To fix sy-subrc 15, you must stop thinking like an ABAPer and start thinking like a Linux Systems Administrator (or Windows Administrator). The operating system returned EACCES (Error: Permission denied) to the SAP kernel. Here is what causes that kernel error.
In ABAP, sy-subrc (Return Code) is a global system field that indicates the success or failure of the last operation. A 0 means success. Any non-zero value indicates a specific problem.
For standard OpenSQL operations, 4 might mean "no rows found." However, for low-level system operations—specifically File handling (OPEN DATASET) and External command execution (CALL 'SYSTEM')—the code 15 takes on a distinct personality. access denied sy-subrc 15
find /path/to/directory -type d -exec chmod 755 {} ; find /path/to/directory -type f -exec chmod 644 {} ;
Restart the SAP work process (or wait for a new work process to pick up the changed OS user group). To fix sy-subrc 15 , you must stop
According to SAP documentation, when using OPEN DATASET or CALL 'SYSTEM', sy-subrc 15 translates to:
"Access denied.
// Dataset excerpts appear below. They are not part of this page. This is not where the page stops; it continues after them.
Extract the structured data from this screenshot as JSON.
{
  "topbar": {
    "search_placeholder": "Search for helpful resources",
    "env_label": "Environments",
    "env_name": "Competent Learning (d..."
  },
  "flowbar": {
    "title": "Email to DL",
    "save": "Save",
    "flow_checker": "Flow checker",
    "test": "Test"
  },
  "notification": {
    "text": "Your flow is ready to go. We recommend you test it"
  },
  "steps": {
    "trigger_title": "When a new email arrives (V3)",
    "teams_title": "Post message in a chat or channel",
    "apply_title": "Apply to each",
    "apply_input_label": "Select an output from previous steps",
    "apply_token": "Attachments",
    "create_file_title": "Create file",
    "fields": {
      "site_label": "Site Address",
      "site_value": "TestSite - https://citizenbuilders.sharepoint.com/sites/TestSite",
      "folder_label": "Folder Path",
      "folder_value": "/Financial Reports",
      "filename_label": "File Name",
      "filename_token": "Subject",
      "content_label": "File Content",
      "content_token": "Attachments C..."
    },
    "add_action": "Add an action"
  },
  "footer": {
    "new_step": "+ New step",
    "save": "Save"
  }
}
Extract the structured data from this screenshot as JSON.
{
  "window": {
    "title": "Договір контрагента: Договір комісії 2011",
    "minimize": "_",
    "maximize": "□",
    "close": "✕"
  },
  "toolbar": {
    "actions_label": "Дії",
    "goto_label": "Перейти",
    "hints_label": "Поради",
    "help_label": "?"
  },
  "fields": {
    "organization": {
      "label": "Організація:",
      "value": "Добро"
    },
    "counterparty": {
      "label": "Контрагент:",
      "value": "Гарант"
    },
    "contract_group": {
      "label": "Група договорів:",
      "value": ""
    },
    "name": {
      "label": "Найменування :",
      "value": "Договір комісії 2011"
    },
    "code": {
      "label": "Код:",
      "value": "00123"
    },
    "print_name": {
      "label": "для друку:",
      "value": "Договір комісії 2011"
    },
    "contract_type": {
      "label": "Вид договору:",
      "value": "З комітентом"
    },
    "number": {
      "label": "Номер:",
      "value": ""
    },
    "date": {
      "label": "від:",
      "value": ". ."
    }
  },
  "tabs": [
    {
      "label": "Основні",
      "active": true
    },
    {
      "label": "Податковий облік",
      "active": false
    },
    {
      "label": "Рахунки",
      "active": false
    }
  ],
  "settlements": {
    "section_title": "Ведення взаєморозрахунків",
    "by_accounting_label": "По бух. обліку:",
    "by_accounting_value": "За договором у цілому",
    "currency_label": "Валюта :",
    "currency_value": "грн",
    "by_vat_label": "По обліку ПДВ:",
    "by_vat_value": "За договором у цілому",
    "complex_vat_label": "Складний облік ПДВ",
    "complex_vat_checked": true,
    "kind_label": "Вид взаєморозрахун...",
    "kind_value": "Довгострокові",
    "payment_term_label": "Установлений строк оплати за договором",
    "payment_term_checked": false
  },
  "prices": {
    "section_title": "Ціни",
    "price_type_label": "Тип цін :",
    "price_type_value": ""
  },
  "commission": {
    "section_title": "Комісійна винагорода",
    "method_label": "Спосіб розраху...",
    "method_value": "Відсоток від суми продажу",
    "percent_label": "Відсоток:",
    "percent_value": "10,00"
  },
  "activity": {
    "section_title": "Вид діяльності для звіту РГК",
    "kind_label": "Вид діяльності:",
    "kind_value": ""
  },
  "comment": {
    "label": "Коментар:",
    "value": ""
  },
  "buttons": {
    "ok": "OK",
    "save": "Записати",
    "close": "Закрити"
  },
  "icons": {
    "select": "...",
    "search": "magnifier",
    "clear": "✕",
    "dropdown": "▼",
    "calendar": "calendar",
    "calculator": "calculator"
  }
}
No authorization for this access."
Wait—"No authorization"? Does this mean an SAP Authorization object (like S_DATASET or S_LOG_COM) is missing? Not exactly. This is the most common misconception. Restart the SAP work process (or wait for
While SAP authorizations play a role, sy-subrc 15 originates from the underlying operating system (Linux, AIX, or Windows). The kernel-level file system has rejected the request. The SAP authorization check happened earlier; sy-subrc 15 happens after the kernel tries to execute the command on the file system.